A Novel Algorithm for Validating Peptide Identification from a Shotgun Proteomics Search Engine

作者:Jian Ling; Niu Xinnan; Xia Zhonghang; Samir Parimal; Sumanasekera Chiranthani; Mu Zheng; Jennings Jennifer L; Hoek Kristen L; Allos Tara; Howard Leigh M; Edwards Kathryn M; Weil P Anthony; Link Andrew J*
来源:Journal of Proteome Research, 2013, 12(3): 1108-1119.
DOI:10.1021/pr300631t

摘要

Liquid chromatography coupled with tandem mass spectrometry (LC-MS/MS) has revolutionized the proteomics analysis of complexes, cells, and tissues.

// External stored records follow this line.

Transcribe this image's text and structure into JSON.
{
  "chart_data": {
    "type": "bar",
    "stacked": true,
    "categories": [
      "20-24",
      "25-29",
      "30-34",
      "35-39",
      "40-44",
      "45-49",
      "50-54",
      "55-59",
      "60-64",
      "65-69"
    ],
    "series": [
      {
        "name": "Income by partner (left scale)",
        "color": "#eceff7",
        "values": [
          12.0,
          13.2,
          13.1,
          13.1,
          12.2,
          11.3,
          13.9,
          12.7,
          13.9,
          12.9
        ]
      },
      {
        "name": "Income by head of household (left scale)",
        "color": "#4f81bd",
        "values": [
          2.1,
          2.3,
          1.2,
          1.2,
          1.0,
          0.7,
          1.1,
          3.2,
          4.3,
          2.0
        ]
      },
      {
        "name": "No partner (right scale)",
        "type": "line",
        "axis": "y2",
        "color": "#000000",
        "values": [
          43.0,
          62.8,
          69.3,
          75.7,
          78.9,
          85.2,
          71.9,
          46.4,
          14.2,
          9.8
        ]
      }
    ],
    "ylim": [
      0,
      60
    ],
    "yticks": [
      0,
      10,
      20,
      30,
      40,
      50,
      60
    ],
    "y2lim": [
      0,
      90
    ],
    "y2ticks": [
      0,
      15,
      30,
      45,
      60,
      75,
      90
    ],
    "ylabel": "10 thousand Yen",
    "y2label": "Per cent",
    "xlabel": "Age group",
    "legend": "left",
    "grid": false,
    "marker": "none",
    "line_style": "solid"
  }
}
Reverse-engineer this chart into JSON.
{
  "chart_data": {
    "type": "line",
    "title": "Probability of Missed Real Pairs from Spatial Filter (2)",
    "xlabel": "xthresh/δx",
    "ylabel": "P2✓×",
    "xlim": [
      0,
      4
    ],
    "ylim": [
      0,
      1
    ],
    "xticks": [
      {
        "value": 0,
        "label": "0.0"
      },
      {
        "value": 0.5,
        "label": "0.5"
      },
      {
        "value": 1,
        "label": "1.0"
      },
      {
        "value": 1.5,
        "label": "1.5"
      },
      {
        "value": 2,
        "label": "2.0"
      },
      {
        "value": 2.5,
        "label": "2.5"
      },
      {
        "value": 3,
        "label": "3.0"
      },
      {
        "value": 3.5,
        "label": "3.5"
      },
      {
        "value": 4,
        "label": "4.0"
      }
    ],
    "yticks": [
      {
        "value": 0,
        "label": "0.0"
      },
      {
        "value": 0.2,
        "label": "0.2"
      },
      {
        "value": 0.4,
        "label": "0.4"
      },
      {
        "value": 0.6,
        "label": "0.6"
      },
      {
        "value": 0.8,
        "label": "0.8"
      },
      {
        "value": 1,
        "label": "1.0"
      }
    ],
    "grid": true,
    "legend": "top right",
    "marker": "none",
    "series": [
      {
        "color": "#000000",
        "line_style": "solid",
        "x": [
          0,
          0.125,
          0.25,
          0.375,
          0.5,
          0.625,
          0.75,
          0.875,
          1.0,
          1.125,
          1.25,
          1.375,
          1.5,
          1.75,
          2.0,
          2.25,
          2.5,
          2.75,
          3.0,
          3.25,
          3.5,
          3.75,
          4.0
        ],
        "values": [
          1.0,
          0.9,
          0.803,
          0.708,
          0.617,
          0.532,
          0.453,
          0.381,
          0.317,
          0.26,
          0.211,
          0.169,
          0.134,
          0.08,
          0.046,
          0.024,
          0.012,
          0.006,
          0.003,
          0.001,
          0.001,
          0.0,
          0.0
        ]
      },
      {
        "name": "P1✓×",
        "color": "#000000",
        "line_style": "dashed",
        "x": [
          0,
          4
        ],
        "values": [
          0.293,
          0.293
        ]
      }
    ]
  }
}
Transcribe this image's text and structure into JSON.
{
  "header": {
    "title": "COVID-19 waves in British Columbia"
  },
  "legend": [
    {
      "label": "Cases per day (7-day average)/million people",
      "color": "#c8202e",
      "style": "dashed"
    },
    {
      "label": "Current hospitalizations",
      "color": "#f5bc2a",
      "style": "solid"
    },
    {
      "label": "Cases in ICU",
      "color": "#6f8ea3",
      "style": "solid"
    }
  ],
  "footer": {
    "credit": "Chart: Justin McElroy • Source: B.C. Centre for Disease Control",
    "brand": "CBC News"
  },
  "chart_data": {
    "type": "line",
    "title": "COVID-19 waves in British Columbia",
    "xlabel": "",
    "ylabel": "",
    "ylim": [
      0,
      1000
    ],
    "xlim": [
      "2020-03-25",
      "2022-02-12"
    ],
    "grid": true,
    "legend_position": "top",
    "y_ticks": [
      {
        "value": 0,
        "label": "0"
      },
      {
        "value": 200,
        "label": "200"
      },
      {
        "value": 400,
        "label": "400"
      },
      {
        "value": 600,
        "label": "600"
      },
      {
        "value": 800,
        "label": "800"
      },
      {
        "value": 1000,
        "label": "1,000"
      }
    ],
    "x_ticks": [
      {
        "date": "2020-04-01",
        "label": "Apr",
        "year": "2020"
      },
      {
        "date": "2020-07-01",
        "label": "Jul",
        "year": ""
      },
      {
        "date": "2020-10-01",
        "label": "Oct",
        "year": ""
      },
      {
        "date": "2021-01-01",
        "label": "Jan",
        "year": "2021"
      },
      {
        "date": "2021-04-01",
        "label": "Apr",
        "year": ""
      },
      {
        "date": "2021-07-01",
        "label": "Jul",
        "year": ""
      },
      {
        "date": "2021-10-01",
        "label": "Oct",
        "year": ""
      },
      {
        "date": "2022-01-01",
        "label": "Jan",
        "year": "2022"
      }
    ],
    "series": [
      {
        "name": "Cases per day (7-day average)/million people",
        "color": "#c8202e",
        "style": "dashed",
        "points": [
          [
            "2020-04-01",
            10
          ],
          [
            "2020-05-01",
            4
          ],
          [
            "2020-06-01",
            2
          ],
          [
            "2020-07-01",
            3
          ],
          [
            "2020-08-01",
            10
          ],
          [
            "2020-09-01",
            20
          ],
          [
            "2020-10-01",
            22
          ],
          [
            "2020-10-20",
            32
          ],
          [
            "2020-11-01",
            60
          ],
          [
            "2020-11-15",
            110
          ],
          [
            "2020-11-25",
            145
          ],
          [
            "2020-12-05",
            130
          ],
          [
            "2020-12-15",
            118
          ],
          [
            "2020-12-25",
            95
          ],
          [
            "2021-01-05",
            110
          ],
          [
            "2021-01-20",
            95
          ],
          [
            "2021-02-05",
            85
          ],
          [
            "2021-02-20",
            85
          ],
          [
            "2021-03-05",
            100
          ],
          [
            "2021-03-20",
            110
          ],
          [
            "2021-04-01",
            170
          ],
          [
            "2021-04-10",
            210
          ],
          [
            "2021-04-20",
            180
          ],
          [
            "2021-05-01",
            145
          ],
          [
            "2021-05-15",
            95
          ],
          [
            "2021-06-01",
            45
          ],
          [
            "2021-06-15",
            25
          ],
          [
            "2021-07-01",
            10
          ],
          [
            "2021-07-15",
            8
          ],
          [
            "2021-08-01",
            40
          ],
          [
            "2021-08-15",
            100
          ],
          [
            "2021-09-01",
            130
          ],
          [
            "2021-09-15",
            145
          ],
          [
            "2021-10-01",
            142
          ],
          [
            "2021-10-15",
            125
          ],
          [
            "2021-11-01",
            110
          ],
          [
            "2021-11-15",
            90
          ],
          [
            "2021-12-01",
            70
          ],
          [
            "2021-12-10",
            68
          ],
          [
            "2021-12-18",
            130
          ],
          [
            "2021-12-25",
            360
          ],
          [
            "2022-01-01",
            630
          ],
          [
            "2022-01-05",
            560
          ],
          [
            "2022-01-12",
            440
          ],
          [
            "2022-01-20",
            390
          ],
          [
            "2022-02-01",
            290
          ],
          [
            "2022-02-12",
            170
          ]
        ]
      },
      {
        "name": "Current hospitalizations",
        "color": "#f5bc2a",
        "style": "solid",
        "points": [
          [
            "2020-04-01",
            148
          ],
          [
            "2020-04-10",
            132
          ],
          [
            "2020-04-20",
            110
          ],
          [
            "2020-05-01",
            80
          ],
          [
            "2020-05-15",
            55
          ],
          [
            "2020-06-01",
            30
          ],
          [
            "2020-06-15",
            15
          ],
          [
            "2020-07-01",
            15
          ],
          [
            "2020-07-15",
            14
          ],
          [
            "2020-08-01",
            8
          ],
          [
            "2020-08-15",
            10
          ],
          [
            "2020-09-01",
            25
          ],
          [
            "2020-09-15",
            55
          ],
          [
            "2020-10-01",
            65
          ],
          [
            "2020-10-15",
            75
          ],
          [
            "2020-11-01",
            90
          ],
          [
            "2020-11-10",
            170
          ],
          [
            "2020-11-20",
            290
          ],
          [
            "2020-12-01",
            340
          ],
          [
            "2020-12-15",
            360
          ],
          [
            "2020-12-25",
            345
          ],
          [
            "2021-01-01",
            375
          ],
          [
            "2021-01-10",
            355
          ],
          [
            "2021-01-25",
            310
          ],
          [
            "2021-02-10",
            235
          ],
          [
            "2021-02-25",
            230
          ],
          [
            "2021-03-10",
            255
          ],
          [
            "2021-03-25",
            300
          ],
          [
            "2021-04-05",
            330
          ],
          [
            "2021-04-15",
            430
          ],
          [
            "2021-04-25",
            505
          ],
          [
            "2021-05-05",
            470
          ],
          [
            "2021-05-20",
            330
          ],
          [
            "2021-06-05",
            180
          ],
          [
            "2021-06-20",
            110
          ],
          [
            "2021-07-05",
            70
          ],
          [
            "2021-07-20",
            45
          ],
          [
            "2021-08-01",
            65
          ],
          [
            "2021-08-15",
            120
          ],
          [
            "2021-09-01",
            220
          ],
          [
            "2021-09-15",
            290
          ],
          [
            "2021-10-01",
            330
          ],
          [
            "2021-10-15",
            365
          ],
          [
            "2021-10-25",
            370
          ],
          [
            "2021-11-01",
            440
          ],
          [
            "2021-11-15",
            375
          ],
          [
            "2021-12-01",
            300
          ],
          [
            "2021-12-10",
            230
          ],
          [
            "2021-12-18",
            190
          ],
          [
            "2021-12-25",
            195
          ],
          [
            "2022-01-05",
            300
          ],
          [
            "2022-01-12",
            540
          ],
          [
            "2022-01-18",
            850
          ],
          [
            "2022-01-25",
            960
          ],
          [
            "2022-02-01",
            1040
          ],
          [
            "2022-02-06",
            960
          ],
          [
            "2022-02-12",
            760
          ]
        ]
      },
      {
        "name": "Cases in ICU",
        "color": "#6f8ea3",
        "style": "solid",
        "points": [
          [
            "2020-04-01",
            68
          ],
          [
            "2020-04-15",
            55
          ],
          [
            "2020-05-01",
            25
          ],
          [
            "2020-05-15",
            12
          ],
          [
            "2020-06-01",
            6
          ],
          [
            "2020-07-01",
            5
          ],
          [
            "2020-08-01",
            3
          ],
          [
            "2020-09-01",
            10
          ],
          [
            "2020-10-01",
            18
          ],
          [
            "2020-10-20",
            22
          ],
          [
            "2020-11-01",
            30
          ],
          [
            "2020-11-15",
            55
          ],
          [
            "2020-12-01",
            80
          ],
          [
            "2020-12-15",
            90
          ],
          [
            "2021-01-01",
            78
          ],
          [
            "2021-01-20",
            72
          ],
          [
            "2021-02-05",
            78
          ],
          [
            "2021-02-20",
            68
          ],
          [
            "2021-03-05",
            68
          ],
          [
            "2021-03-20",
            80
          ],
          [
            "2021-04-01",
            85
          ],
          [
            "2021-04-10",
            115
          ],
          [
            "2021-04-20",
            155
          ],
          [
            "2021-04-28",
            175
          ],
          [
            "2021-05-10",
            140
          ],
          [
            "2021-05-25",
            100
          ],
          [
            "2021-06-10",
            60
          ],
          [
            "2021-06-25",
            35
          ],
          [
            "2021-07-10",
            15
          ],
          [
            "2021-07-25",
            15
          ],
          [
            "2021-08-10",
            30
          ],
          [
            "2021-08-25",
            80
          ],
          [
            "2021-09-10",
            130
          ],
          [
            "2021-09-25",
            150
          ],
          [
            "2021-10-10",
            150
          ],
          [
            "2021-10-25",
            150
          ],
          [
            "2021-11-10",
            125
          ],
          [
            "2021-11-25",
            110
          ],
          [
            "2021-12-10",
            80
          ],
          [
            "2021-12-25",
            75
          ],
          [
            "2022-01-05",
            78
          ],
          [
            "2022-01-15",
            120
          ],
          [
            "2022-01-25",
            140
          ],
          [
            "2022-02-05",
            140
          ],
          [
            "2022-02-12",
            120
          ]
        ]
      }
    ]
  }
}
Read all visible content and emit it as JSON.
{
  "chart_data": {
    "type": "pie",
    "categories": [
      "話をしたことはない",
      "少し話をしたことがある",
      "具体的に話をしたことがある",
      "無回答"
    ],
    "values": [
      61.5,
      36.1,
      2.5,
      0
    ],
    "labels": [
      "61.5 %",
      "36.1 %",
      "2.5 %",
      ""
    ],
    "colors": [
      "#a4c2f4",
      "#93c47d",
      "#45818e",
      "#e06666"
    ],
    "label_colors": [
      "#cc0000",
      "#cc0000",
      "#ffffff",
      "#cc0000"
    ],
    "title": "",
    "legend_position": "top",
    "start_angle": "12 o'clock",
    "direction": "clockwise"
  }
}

In a typical proteomic analysis, the tandem mass spectra from a LC-MS/MS experiment are assigned to a peptide by a search engine that compares the experimental MS/MS peptide data to theoretical peptide sequences in a protein database. The peptide spectra matches are then used to infer a list of identified proteins in the original sample. However, the search engines often fail to distinguish between correct and incorrect peptides assignments. In this study, we designed and implemented a novel algorithm called De-Noise to reduce the number of incorrect peptide matches and maximize the number of correct peptides at a fixed false discovery rate using a minimal number of scoring outputs from the SEQUEST search engine. The novel algorithm uses a three step process: data cleaning, data refining through a SVM-based decision function, and a final data refining step based on proteolytic peptide patterns Using proteomics data generated on different types of mass spectrometers, we optimized the De Noise algorithm on the basis of the resolution and mass accuracy of the mass spectrometer employed in the LC-MS/MS experiment Our results demonstrate De Noise improves peptide identification compared to other methods used to process the peptide sequence matches assigned by SEQUEST. Because De Noise uses a limited number of scoring attributes, it can be easily implemented with other search engines.